Upon arrival, I quickly became introduced to a quality of life, elegance and etiquette that is alien to my own polarized concept of how this immense world functions. Our host, the First Lady of Service, Ms. Mary Louise Starkey welcomed us and orchestrated the event like a highly skillful symphony composer. It was a nine course feast; many of the foods were new. Their Chef had formerly served 3 Presidents, a Vice President, and Queen Noor in his long career.  During the course of the evening we were invited to participate in what she calls mirrored service with her service students (Starkey International Institute for Household Management), tales of etiquette and their historical origin, and to in turn answer the question, “Tell your story of coming from a great famine to a wonderful life feast.”  She challenged those of us in attendance to share our truths, our highs and our lows that we have encountered through prison and the course of our lives We (those who have partaken of the same grim cup of experience) were treated as equals.

The words and views we shared were weighed with value, not with condescension. I elicited many genuine smiles that night because I was not perceived as the individual I have been in the former days. I was “a young man.” I was a civilian. I have been an urban politician and an uncompromising soldier for over sixteen years and I have grown tired of such nonsense now. I was happy to not have to put on a façade for this occasion. I was happy to simply be myself and be classified as a young man.

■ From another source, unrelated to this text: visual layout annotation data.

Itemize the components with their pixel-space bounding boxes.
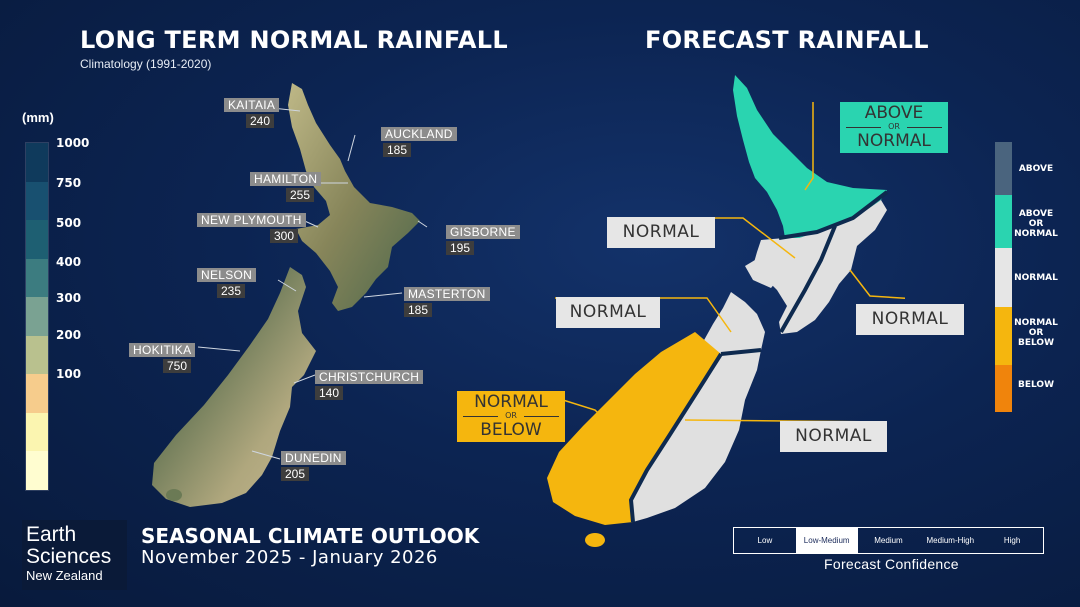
- city-name: KAITAIA: [224, 98, 280, 112]
- forecast-confidence-caption: Forecast Confidence: [824, 556, 959, 572]
- city-label: DUNEDIN 205: [281, 449, 346, 481]
- scale-color-segment: [26, 181, 48, 220]
- scale-tick-label: 300: [56, 291, 82, 305]
- left-map-title: LONG TERM NORMAL RAINFALL: [80, 26, 508, 54]
- north-island-above-or-normal-region: [733, 75, 887, 238]
- scale-color-segment: [26, 374, 48, 413]
- outlook-period: November 2025 - January 2026: [141, 547, 438, 568]
- scale-color-segment: [26, 143, 48, 182]
- outlook-title: SEASONAL CLIMATE OUTLOOK: [141, 524, 480, 548]
- forecast-legend-swatch: [995, 142, 1012, 195]
- scale-tick-label: 200: [56, 328, 82, 342]
- rainfall-color-scale: [25, 142, 49, 491]
- south-island-east-normal-region: [631, 350, 761, 522]
- city-rainfall-value: 255: [286, 188, 315, 202]
- callout-above-or-normal: ABOVE OR NORMAL: [840, 102, 948, 153]
- city-label: MASTERTON 185: [404, 285, 490, 317]
- city-name: NEW PLYMOUTH: [197, 213, 306, 227]
- city-name: AUCKLAND: [381, 127, 457, 141]
- south-island-normal-or-below-region: [547, 332, 721, 525]
- north-island-normal-west-lobe: [745, 240, 781, 288]
- scale-tick-label: 1000: [56, 136, 90, 150]
- city-label: CHRISTCHURCH 140: [315, 368, 424, 400]
- city-label: GISBORNE 195: [446, 223, 520, 255]
- city-name: MASTERTON: [404, 287, 490, 301]
- callout-normal-west-north: NORMAL: [607, 217, 715, 248]
- confidence-level: Low: [757, 536, 773, 545]
- north-island-terrain: [288, 83, 420, 311]
- forecast-legend-label: NORMAL OR BELOW: [1014, 318, 1058, 348]
- forecast-legend-swatch: [995, 307, 1012, 365]
- city-rainfall-value: 140: [315, 386, 344, 400]
- forecast-legend-swatch: [995, 365, 1012, 412]
- callout-normal-east-north: NORMAL: [856, 304, 964, 335]
- city-label: NEW PLYMOUTH 300: [197, 211, 306, 243]
- south-north-boundary-line: [720, 348, 762, 356]
- city-rainfall-value: 185: [404, 303, 433, 317]
- forecast-legend-label: NORMAL: [1014, 273, 1058, 283]
- scale-tick-label: 500: [56, 216, 82, 230]
- city-label: KAITAIA 240: [224, 96, 280, 128]
- scale-color-segment: [26, 297, 48, 336]
- scale-tick-label: 750: [56, 176, 82, 190]
- city-rainfall-value: 205: [281, 467, 310, 481]
- scale-color-segment: [26, 451, 48, 490]
- south-divide-boundary-line: [628, 352, 723, 523]
- city-label: HOKITIKA 750: [129, 341, 196, 373]
- confidence-level: Medium-High: [926, 536, 975, 545]
- north-boundary-line: [778, 190, 889, 240]
- scale-color-segment: [26, 335, 48, 374]
- forecast-legend-label: BELOW: [1018, 380, 1054, 390]
- city-name: HOKITIKA: [129, 343, 196, 357]
- stewart-island: [585, 533, 605, 547]
- earth-sciences-logo: Earth Sciences New Zealand: [22, 520, 127, 590]
- south-island-terrain: [152, 267, 316, 507]
- right-map-title: FORECAST RAINFALL: [645, 26, 929, 54]
- forecast-legend-swatch: [995, 195, 1012, 248]
- city-rainfall-value: 195: [446, 241, 475, 255]
- city-name: DUNEDIN: [281, 451, 346, 465]
- forecast-legend-label: ABOVE: [1018, 164, 1054, 174]
- logo-line2: Sciences: [26, 545, 112, 568]
- city-rainfall-value: 235: [217, 284, 246, 298]
- left-map-subtitle: Climatology (1991-2020): [80, 57, 212, 71]
- north-island-normal-region: [753, 200, 887, 334]
- city-rainfall-value: 185: [383, 143, 412, 157]
- city-rainfall-value: 750: [163, 359, 192, 373]
- city-label: AUCKLAND 185: [381, 125, 457, 157]
- scale-tick-label: 400: [56, 255, 82, 269]
- confidence-level: Low-Medium: [795, 528, 858, 553]
- callout-normal-east-south: NORMAL: [780, 421, 887, 452]
- scale-color-segment: [26, 258, 48, 297]
- city-rainfall-value: 240: [246, 114, 275, 128]
- forecast-rainfall-map: [547, 75, 905, 547]
- normal-rainfall-map: [152, 83, 428, 507]
- city-label: NELSON 235: [197, 266, 257, 298]
- scale-unit: (mm): [22, 110, 54, 125]
- city-label: HAMILTON 255: [250, 170, 322, 202]
- callout-normal-or-below: NORMAL OR BELOW: [457, 391, 565, 442]
- city-name: HAMILTON: [250, 172, 322, 186]
- scale-color-segment: [26, 412, 48, 451]
- south-island-north-normal-region: [703, 292, 765, 354]
- confidence-level: High: [1003, 536, 1021, 545]
- scale-color-segment: [26, 220, 48, 259]
- city-name: CHRISTCHURCH: [315, 370, 424, 384]
- city-name: NELSON: [197, 268, 257, 282]
- city-name: GISBORNE: [446, 225, 520, 239]
- callout-normal-north-south: NORMAL: [556, 297, 660, 328]
- confidence-level: Medium: [874, 536, 903, 545]
- north-east-boundary-line: [779, 225, 837, 333]
- city-rainfall-value: 300: [270, 229, 299, 243]
- scale-tick-label: 100: [56, 367, 82, 381]
- logo-line1: Earth: [26, 523, 77, 546]
- forecast-legend-label: ABOVE OR NORMAL: [1014, 209, 1058, 239]
- stewart-island-terrain: [166, 489, 182, 501]
- logo-line3: New Zealand: [26, 568, 103, 583]
- forecast-confidence-scale: Low Low-Medium Medium Medium-High High: [733, 527, 1044, 554]
- forecast-legend-swatch: [995, 248, 1012, 307]
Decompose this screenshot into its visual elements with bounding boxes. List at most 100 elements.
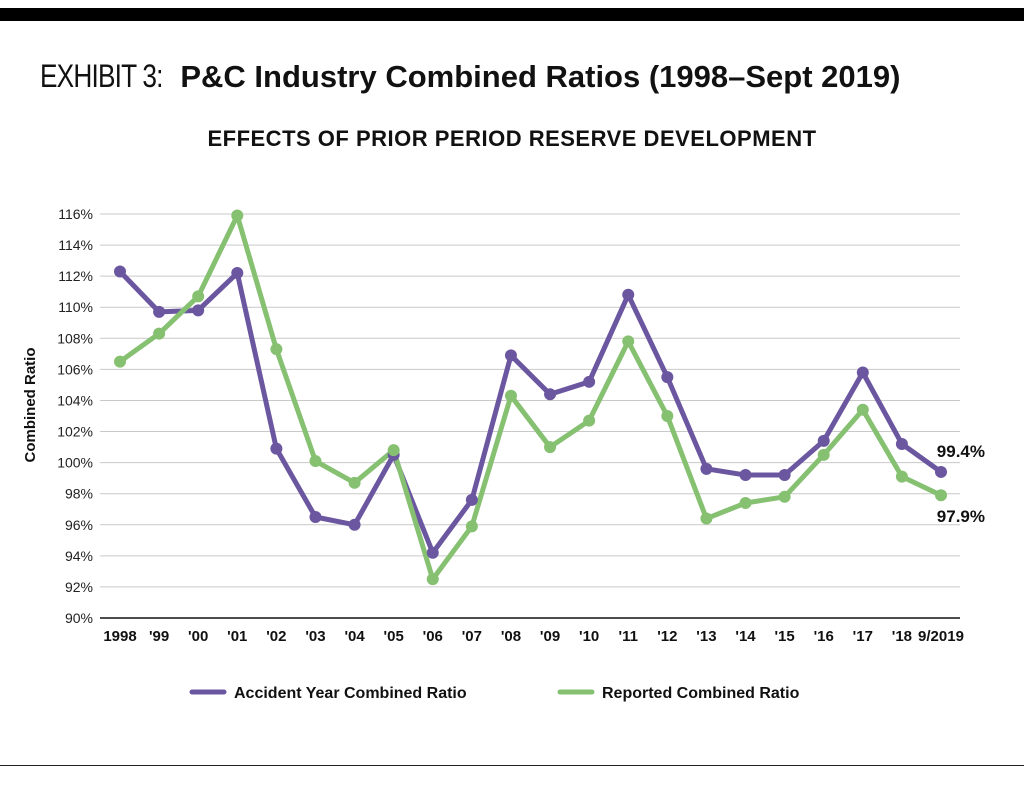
data-point-series-1 [114, 265, 126, 278]
data-point-series-1 [192, 304, 205, 317]
x-tick-label: '06 [423, 628, 443, 645]
data-point-series-2 [153, 327, 166, 340]
y-tick-label: 108% [57, 330, 93, 346]
y-tick-label: 106% [57, 361, 93, 377]
x-tick-label: '11 [619, 628, 638, 645]
data-point-series-2 [504, 389, 517, 402]
data-point-series-2 [817, 448, 830, 461]
data-point-series-2 [856, 403, 869, 416]
data-point-series-1 [700, 462, 713, 475]
x-tick-label: '13 [696, 628, 716, 645]
x-tick-label: '18 [892, 628, 912, 645]
data-point-series-2 [426, 573, 439, 586]
data-point-series-1 [465, 493, 478, 506]
data-point-series-1 [778, 469, 791, 482]
legend: Accident Year Combined Ratio Reported Com… [189, 685, 800, 702]
x-axis-ticks: 1998 '99 '00 '01 '02 '03 '04 '05 '06 '07 '08 '09 '10… [103, 628, 964, 645]
data-point-series-1 [153, 305, 166, 318]
series-lines [117, 213, 944, 582]
top-rule [0, 8, 1024, 21]
x-tick-label: '12 [657, 628, 677, 645]
x-tick-label: '10 [579, 628, 599, 645]
x-tick-label: 1998 [103, 628, 136, 645]
x-tick-label: '99 [149, 628, 169, 645]
y-tick-label: 114% [58, 237, 93, 253]
y-tick-label: 98% [65, 486, 93, 502]
legend-label: Accident Year Combined Ratio [234, 685, 467, 702]
x-tick-label: '09 [540, 628, 560, 645]
data-point-series-1 [817, 434, 830, 447]
data-point-series-2 [935, 489, 947, 502]
data-point-series-2 [387, 444, 400, 457]
data-point-series-1 [856, 366, 869, 379]
y-tick-label: 100% [57, 455, 93, 471]
data-point-series-2 [465, 520, 478, 533]
chart-title: P&C Industry Combined Ratios (1998–Sept … [180, 59, 901, 94]
y-axis-ticks: 90% 92% 94% 96% 98% 100% 102% 104% 106% 108% 110% 1… [57, 206, 93, 626]
x-tick-label: '02 [266, 628, 286, 645]
y-tick-label: 112% [58, 268, 93, 284]
data-point-series-2 [309, 455, 322, 468]
legend-label: Reported Combined Ratio [602, 685, 800, 702]
data-point-series-1 [661, 371, 674, 384]
x-tick-label: '01 [227, 628, 247, 645]
y-tick-label: 92% [65, 579, 93, 595]
x-tick-label: '07 [462, 628, 482, 645]
x-tick-label: 9/2019 [918, 628, 964, 645]
series-points [114, 209, 947, 586]
data-point-series-2 [544, 441, 557, 454]
data-point-series-1 [309, 511, 322, 523]
data-point-series-1 [231, 267, 244, 280]
data-point-series-2 [778, 490, 791, 503]
data-label: 97.9% [937, 507, 985, 526]
data-label: 99.4% [937, 442, 985, 461]
data-point-series-1 [583, 375, 596, 388]
data-point-series-2 [661, 410, 674, 422]
x-tick-label: '16 [814, 628, 834, 645]
x-tick-label: '17 [853, 628, 873, 645]
y-tick-label: 90% [65, 610, 93, 626]
data-point-series-2 [700, 512, 713, 525]
y-tick-label: 96% [65, 517, 93, 533]
chart-subtitle: EFFECTS OF PRIOR PERIOD RESERVE DEVELOPM… [207, 126, 817, 151]
data-point-series-2 [114, 355, 126, 368]
data-point-series-1 [504, 349, 517, 362]
y-axis-label: Combined Ratio [22, 348, 39, 463]
exhibit-label: EXHIBIT 3: [40, 58, 163, 94]
data-point-series-1 [622, 288, 635, 301]
series-line-2 [117, 213, 944, 582]
exhibit-title: EXHIBIT 3: P&C Industry Combined Ratios … [40, 56, 900, 97]
data-point-series-1 [426, 546, 439, 559]
data-point-series-1 [270, 442, 283, 455]
x-tick-label: '04 [344, 628, 365, 645]
data-point-series-2 [348, 476, 361, 489]
data-point-series-2 [192, 290, 205, 303]
gridlines [100, 213, 960, 588]
data-point-series-1 [544, 388, 557, 401]
x-tick-label: '08 [501, 628, 521, 645]
y-tick-label: 94% [65, 548, 93, 564]
data-point-series-2 [231, 209, 244, 222]
y-tick-label: 104% [57, 392, 93, 408]
y-tick-label: 116% [58, 206, 93, 222]
x-tick-label: '14 [735, 628, 756, 645]
series-line-1 [117, 268, 944, 556]
y-tick-label: 110% [58, 299, 93, 315]
data-labels: 99.4% 97.9% [937, 442, 985, 526]
y-tick-label: 102% [57, 424, 93, 440]
data-point-series-1 [348, 518, 361, 531]
data-point-series-2 [622, 335, 635, 348]
data-point-series-2 [739, 497, 752, 510]
data-point-series-2 [583, 414, 596, 427]
data-point-series-1 [935, 465, 947, 478]
data-point-series-2 [895, 470, 908, 483]
bottom-rule [0, 765, 1024, 766]
x-tick-label: '15 [774, 628, 794, 645]
x-tick-label: '03 [305, 628, 325, 645]
data-point-series-2 [270, 343, 283, 356]
data-point-series-1 [895, 437, 908, 450]
data-point-series-1 [739, 469, 752, 482]
x-tick-label: '05 [384, 628, 404, 645]
x-tick-label: '00 [188, 628, 208, 645]
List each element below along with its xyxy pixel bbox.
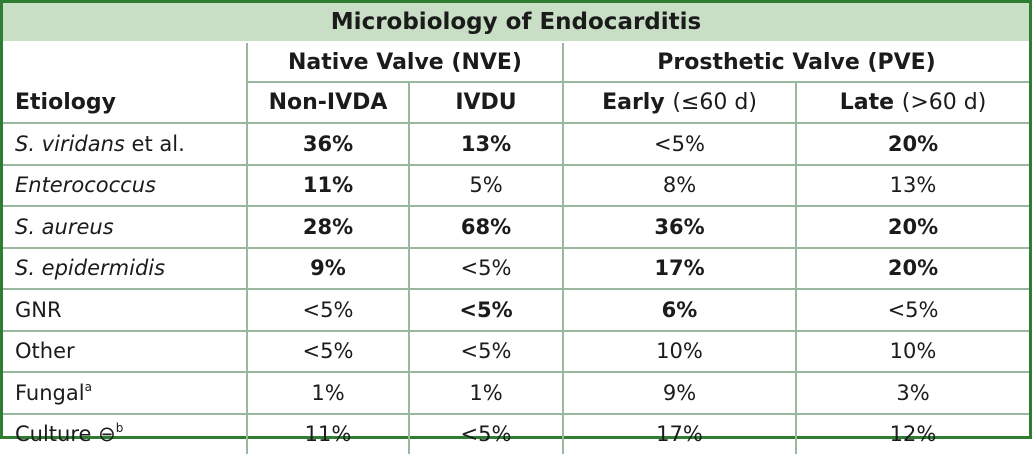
row-label: S. aureus	[3, 206, 247, 248]
row-label: GNR	[3, 289, 247, 331]
row-label: S. viridans et al.	[3, 123, 247, 165]
table-cell: 6%	[563, 289, 796, 331]
table-cell: 20%	[796, 248, 1029, 290]
table-cell: 17%	[563, 414, 796, 454]
table-cell: 3%	[796, 372, 1029, 414]
table-cell: 13%	[409, 123, 563, 165]
table-cell: 68%	[409, 206, 563, 248]
table-cell: 13%	[796, 165, 1029, 207]
early-label: Early	[602, 90, 665, 115]
row-label: S. epidermidis	[3, 248, 247, 290]
late-label: Late	[840, 90, 894, 115]
empty-corner	[3, 42, 247, 82]
row-label: Other	[3, 331, 247, 373]
table-cell: 9%	[563, 372, 796, 414]
row-label: Fungala	[3, 372, 247, 414]
native-valve-header: Native Valve (NVE)	[247, 42, 563, 82]
table-cell: 10%	[563, 331, 796, 373]
late-header: Late (>60 d)	[796, 82, 1029, 123]
table-row: Enterococcus 11% 5% 8% 13%	[3, 165, 1029, 207]
table-row: GNR <5% <5% 6% <5%	[3, 289, 1029, 331]
etiology-header: Etiology	[3, 82, 247, 123]
table-row: S. aureus 28% 68% 36% 20%	[3, 206, 1029, 248]
table-cell: 1%	[247, 372, 409, 414]
table-row: S. viridans et al. 36% 13% <5% 20%	[3, 123, 1029, 165]
table-title: Microbiology of Endocarditis	[3, 3, 1029, 42]
row-label: Enterococcus	[3, 165, 247, 207]
table-cell: <5%	[796, 289, 1029, 331]
non-ivda-header: Non-IVDA	[247, 82, 409, 123]
table-cell: 11%	[247, 414, 409, 454]
table-cell: 8%	[563, 165, 796, 207]
table-cell: <5%	[409, 414, 563, 454]
late-qualifier: (>60 d)	[902, 90, 987, 115]
table-row: S. epidermidis 9% <5% 17% 20%	[3, 248, 1029, 290]
table-cell: <5%	[563, 123, 796, 165]
early-header: Early (≤60 d)	[563, 82, 796, 123]
table-cell: 28%	[247, 206, 409, 248]
table-row: Other <5% <5% 10% 10%	[3, 331, 1029, 373]
table-cell: <5%	[409, 289, 563, 331]
table-cell: 9%	[247, 248, 409, 290]
table-cell: 36%	[247, 123, 409, 165]
table-cell: <5%	[409, 331, 563, 373]
table-cell: 20%	[796, 123, 1029, 165]
row-label: Culture ⊖b	[3, 414, 247, 454]
table-cell: 17%	[563, 248, 796, 290]
table-cell: 36%	[563, 206, 796, 248]
microbiology-table: Microbiology of Endocarditis Native Valv…	[3, 3, 1029, 454]
prosthetic-valve-header: Prosthetic Valve (PVE)	[563, 42, 1029, 82]
table-cell: 1%	[409, 372, 563, 414]
table-row: Fungala 1% 1% 9% 3%	[3, 372, 1029, 414]
table-cell: <5%	[409, 248, 563, 290]
ivdu-header: IVDU	[409, 82, 563, 123]
early-qualifier: (≤60 d)	[672, 90, 757, 115]
table-cell: <5%	[247, 289, 409, 331]
table-row: Culture ⊖b 11% <5% 17% 12%	[3, 414, 1029, 454]
table-cell: 12%	[796, 414, 1029, 454]
endocarditis-table-frame: Microbiology of Endocarditis Native Valv…	[0, 0, 1032, 439]
table-cell: 10%	[796, 331, 1029, 373]
table-cell: <5%	[247, 331, 409, 373]
table-cell: 11%	[247, 165, 409, 207]
table-cell: 20%	[796, 206, 1029, 248]
table-cell: 5%	[409, 165, 563, 207]
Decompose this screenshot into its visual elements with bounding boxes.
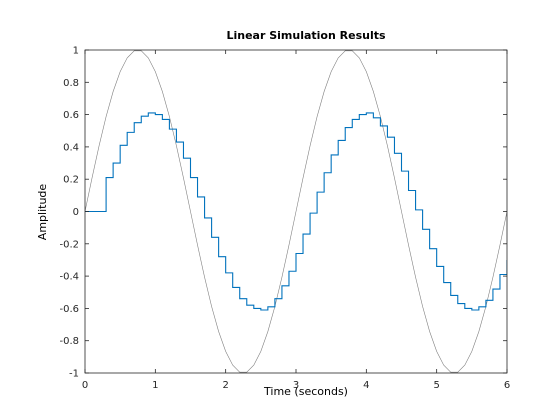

My spiritual essence is now what hinders me from relapsing back into gang mayhem. I love life. I respect life. I love and respect my freedom as well. I still don’t know how the Reverend ‘got’ me. I believed to be one among a dying breed, to be too obdurate and irresolute to change. He reeled me out of that murky water and I have been nursed back to becoming able to breathe oxygen that is free of the contaminants that will insure my spiritual and carnal death. He is a dying breed; possibly the Denver city’s progeny of gang advocacy. He has made significant progress…he was able to influence me.